Galaxy Zoo is a crowdsourced astronomy project which invites people to assist in the morphological classification of large numbers of galaxies. (e.g.) It is an example of citizen science as it enlists the help of members of the public to help in scientific research. There have been 13 versions as of October 2016, most of which are outlined in this article. Galaxy Zoo is part of the Zooniverse, a group of citizen science projects. An outcome of the project is to better determine the different aspects of objects and to separate them into classifications.

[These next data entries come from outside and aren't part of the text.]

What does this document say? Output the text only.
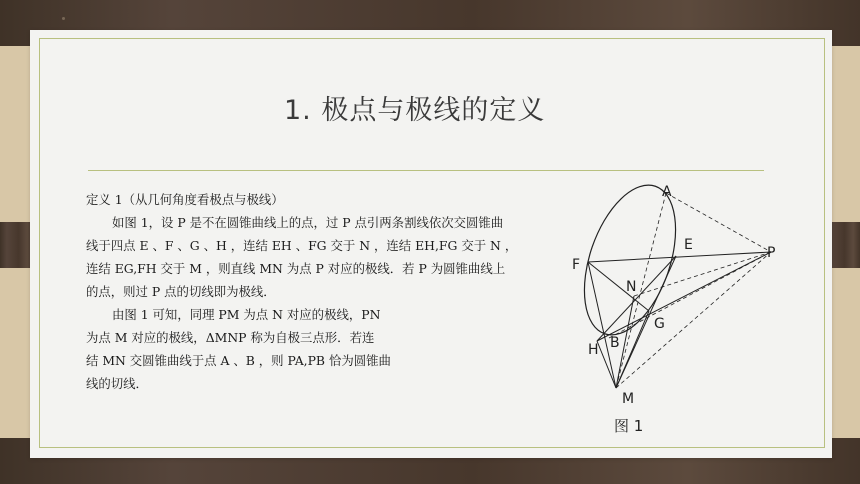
1. 极点与极线的定义

定义 1（从几何角度看极点与极线）

如图 1，设 P 是不在圆锥曲线上的点，过 P 点引两条割线依次交圆锥曲

线于四点 E 、F 、G 、H ，连结 EH 、FG 交于 N ，连结 EH,FG 交于 N ，

连结 EG,FH 交于 M ，则直线 MN 为点 P 对应的极线．若 P 为圆锥曲线上

的点，则过 P 点的切线即为极线．

由图 1 可知，同理 PM 为点 N 对应的极线，PN

为点 M 对应的极线，ΔMNP 称为自极三点形．若连

结 MN 交圆锥曲线于点 A 、B ，则 PA,PB 恰为圆锥曲

线的切线．

A
E	P
F
N
G
H B
M
图 1
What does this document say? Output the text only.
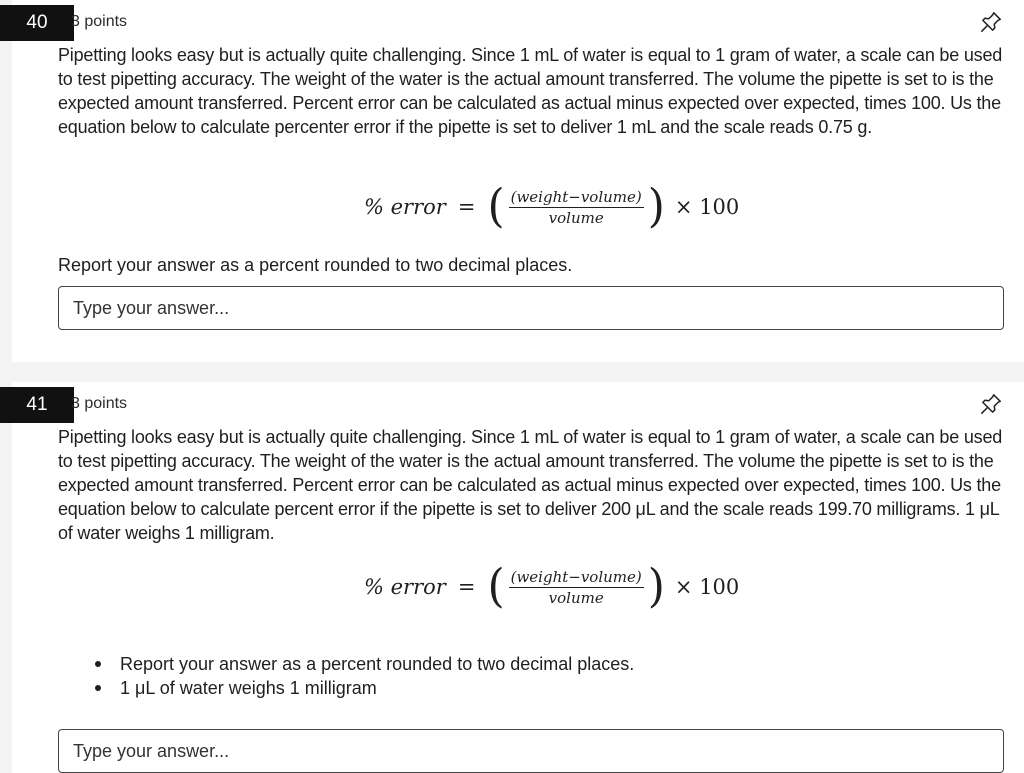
40	3 points

Pipetting looks easy but is actually quite challenging. Since 1 mL of water is equal to 1 gram of water, a scale can be used to test pipetting accuracy. The weight of the water is the actual amount transferred. The volume the pipette is set to is the expected amount transferred. Percent error can be calculated as actual minus expected over expected, times 100. Us the equation below to calculate percenter error if the pipette is set to deliver 1 mL and the scale reads 0.75 g.

% error = ( $\frac{\text{(weight−volume)}}{\text{volume}}$ ) × 100
Report your answer as a percent rounded to two decimal places.
Type your answer...
41	3 points

Pipetting looks easy but is actually quite challenging. Since 1 mL of water is equal to 1 gram of water, a scale can be used to test pipetting accuracy. The weight of the water is the actual amount transferred. The volume the pipette is set to is the expected amount transferred. Percent error can be calculated as actual minus expected over expected, times 100. Us the equation below to calculate percent error if the pipette is set to deliver 200 μL and the scale reads 199.70 milligrams. 1 μL of water weighs 1 milligram.

% error = ( $\frac{\text{(weight−volume)}}{\text{volume}}$ ) × 100
Report your answer as a percent rounded to two decimal places.
1 μL of water weighs 1 milligram
Type your answer...
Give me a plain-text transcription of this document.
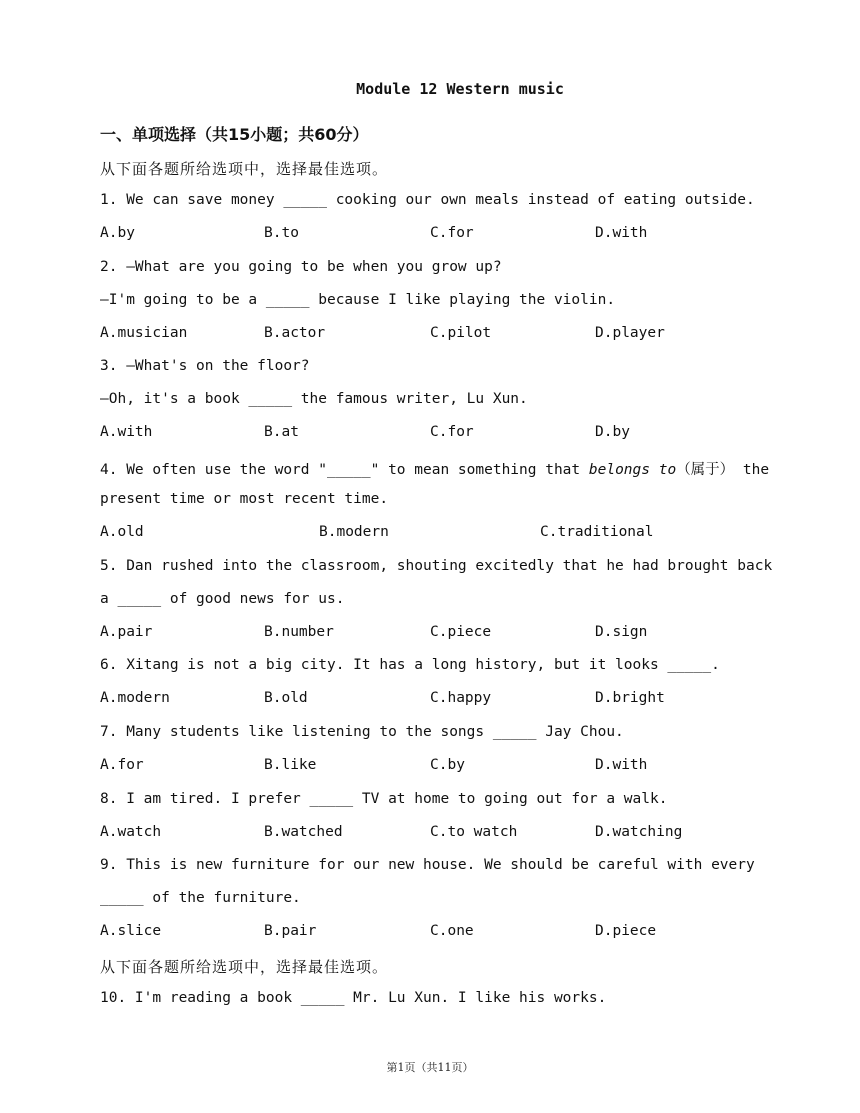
Module 12 Western music
一、单项选择（共15小题；共60分）
从下面各题所给选项中，选择最佳选项。
1. We can save money _____ cooking our own meals instead of eating outside.
A.by	B.to	C.for	D.with
2. —What are you going to be when you grow up?
—I'm going to be a _____ because I like playing the violin.
A.musician	B.actor	C.pilot	D.player
3. —What's on the floor?
—Oh, it's a book _____ the famous writer, Lu Xun.
A.with	B.at	C.for	D.by
4. We often use the word "_____" to mean something that belongs to（属于） the
present time or most recent time.
A.old	B.modern	C.traditional
5. Dan rushed into the classroom, shouting excitedly that he had brought back
a _____ of good news for us.
A.pair	B.number	C.piece	D.sign
6. Xitang is not a big city. It has a long history, but it looks _____.
A.modern	B.old	C.happy	D.bright
7. Many students like listening to the songs _____ Jay Chou.
A.for	B.like	C.by	D.with
8. I am tired. I prefer _____ TV at home to going out for a walk.
A.watch	B.watched	C.to watch	D.watching
9. This is new furniture for our new house. We should be careful with every
_____ of the furniture.
A.slice	B.pair	C.one	D.piece
从下面各题所给选项中，选择最佳选项。
10. I'm reading a book _____ Mr. Lu Xun. I like his works.
第1页（共11页）
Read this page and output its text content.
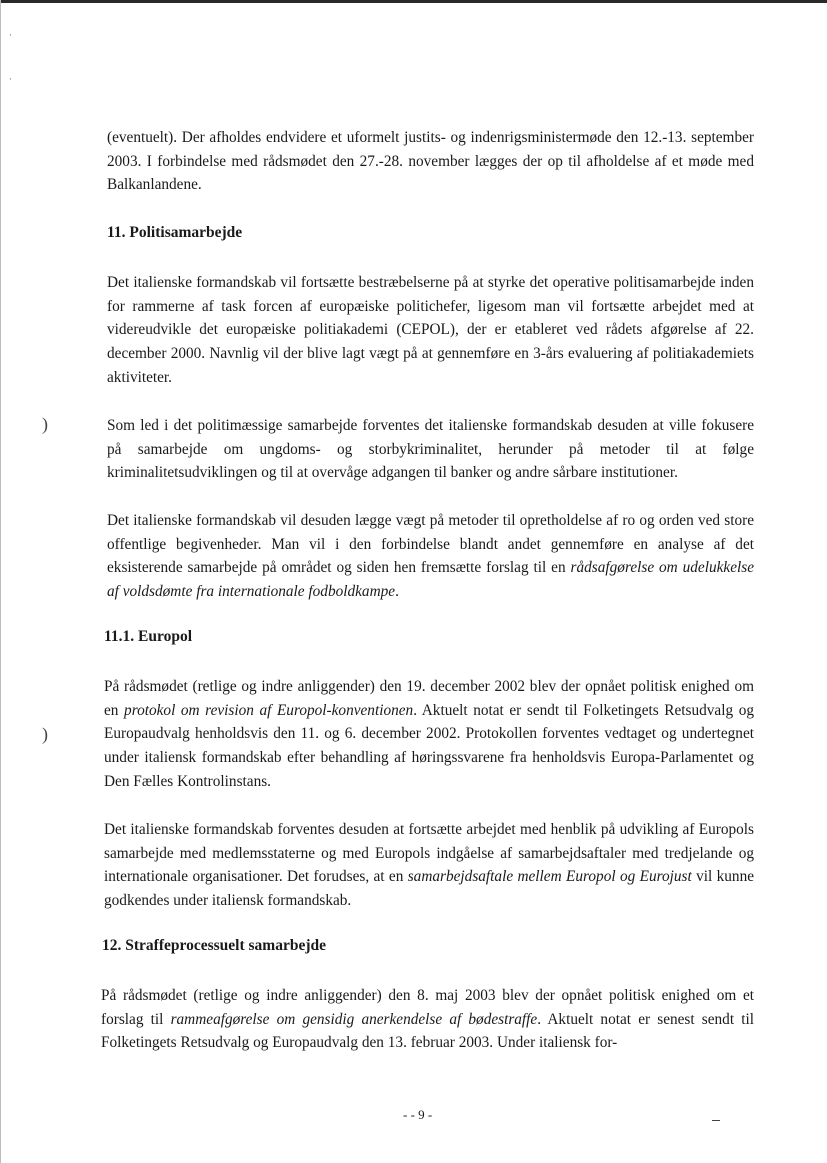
·
·
)
)

(eventuelt). Der afholdes endvidere et uformelt justits- og indenrigsministermøde den 12.-13. september 2003. I forbindelse med rådsmødet den 27.-28. november lægges der op til afholdelse af et møde med Balkanlandene.

11. Politisamarbejde

Det italienske formandskab vil fortsætte bestræbelserne på at styrke det operative politisamarbejde inden for rammerne af task forcen af europæiske politichefer, ligesom man vil fortsætte arbejdet med at videreudvikle det europæiske politiakademi (CEPOL), der er etableret ved rådets afgørelse af 22. december 2000. Navnlig vil der blive lagt vægt på at gennemføre en 3-års evaluering af politiakademiets aktiviteter.

Som led i det politimæssige samarbejde forventes det italienske formandskab desuden at ville fokusere på samarbejde om ungdoms- og storbykriminalitet, herunder på metoder til at følge kriminalitetsudviklingen og til at overvåge adgangen til banker og andre sårbare institutioner.

Det italienske formandskab vil desuden lægge vægt på metoder til opretholdelse af ro og orden ved store offentlige begivenheder. Man vil i den forbindelse blandt andet gennemføre en analyse af det eksisterende samarbejde på området og siden hen fremsætte forslag til en rådsafgørelse om udelukkelse af voldsdømte fra internationale fodboldkampe.

11.1. Europol

På rådsmødet (retlige og indre anliggender) den 19. december 2002 blev der opnået politisk enighed om en protokol om revision af Europol-konventionen. Aktuelt notat er sendt til Folketingets Retsudvalg og Europaudvalg henholdsvis den 11. og 6. december 2002. Protokollen forventes vedtaget og undertegnet under italiensk formandskab efter behandling af høringssvarene fra henholdsvis Europa-Parlamentet og Den Fælles Kontrolinstans.

Det italienske formandskab forventes desuden at fortsætte arbejdet med henblik på udvikling af Europols samarbejde med medlemsstaterne og med Europols indgåelse af samarbejdsaftaler med tredjelande og internationale organisationer. Det forudses, at en samarbejdsaftale mellem Europol og Eurojust vil kunne godkendes under italiensk formandskab.

12. Straffeprocessuelt samarbejde

På rådsmødet (retlige og indre anliggender) den 8. maj 2003 blev der opnået politisk enighed om et forslag til rammeafgørelse om gensidig anerkendelse af bødestraffe. Aktuelt notat er senest sendt til Folketingets Retsudvalg og Europaudvalg den 13. februar 2003. Under italiensk for-

- - 9 -
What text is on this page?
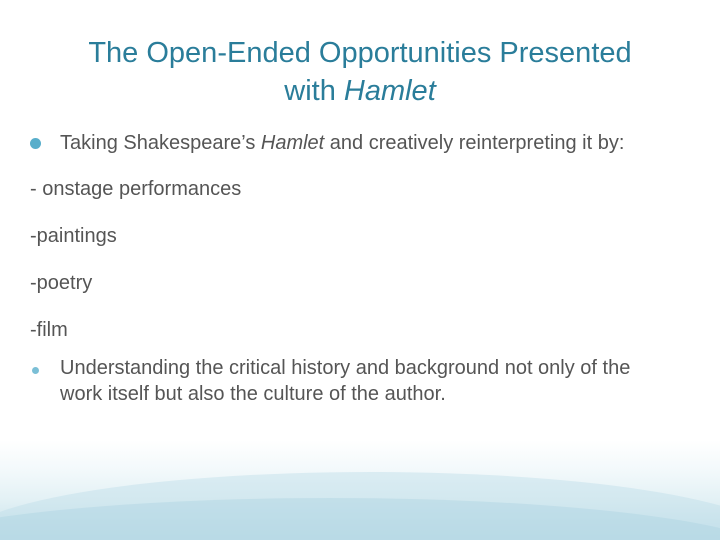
The Open-Ended Opportunities Presented
with Hamlet
Taking Shakespeare’s Hamlet and creatively reinterpreting it by:

- onstage performances

-paintings

-poetry

-film

Understanding the critical history and background not only of the work itself but also the culture of the author.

A key factor leading to the creation of the project was the problem of what has been referred to as data deluge, where research produces to vast sets of information to the extent that research teams are not able to analyse and process much of it.Kevin Schawinski, previously an astrophysicist at Oxford University and co-founder of Galaxy Zoo, described the problem that led to Galaxy Zoo's creation when he was set the task of classifying the morphology of more than 900,000 galaxies by eye that had been imaged by the Sloan Digital Sky Survey at the Apache Point Observatory in New Mexico, USA. "I classified 50,000 galaxies myself in a week, it was mind-numbing."Chris Lintott, also a co-founder of the project, stated: "In many parts of science, we're not constrained by what data we can get, we're constrained by what we can do with the data we have. Citizen science is a very powerful way of solving that problem."

The Galaxy Zoo concept was inspired by others such as Stardust@home, where the public was asked by NASA to search images obtained from a mission to a comet for interstellar dust impacts. Unlike earlier internet-based citizen science projects such as SETI@home, which used spare computer processing power to analyse data (also known as distributed or volunteer computing), Stardust@home involved the active participation of human volunteers to complete the research task. In August 2014, the Stardust team reported the discovery of first potential interstellar space particles after citizen scientists had looked through more than a million images.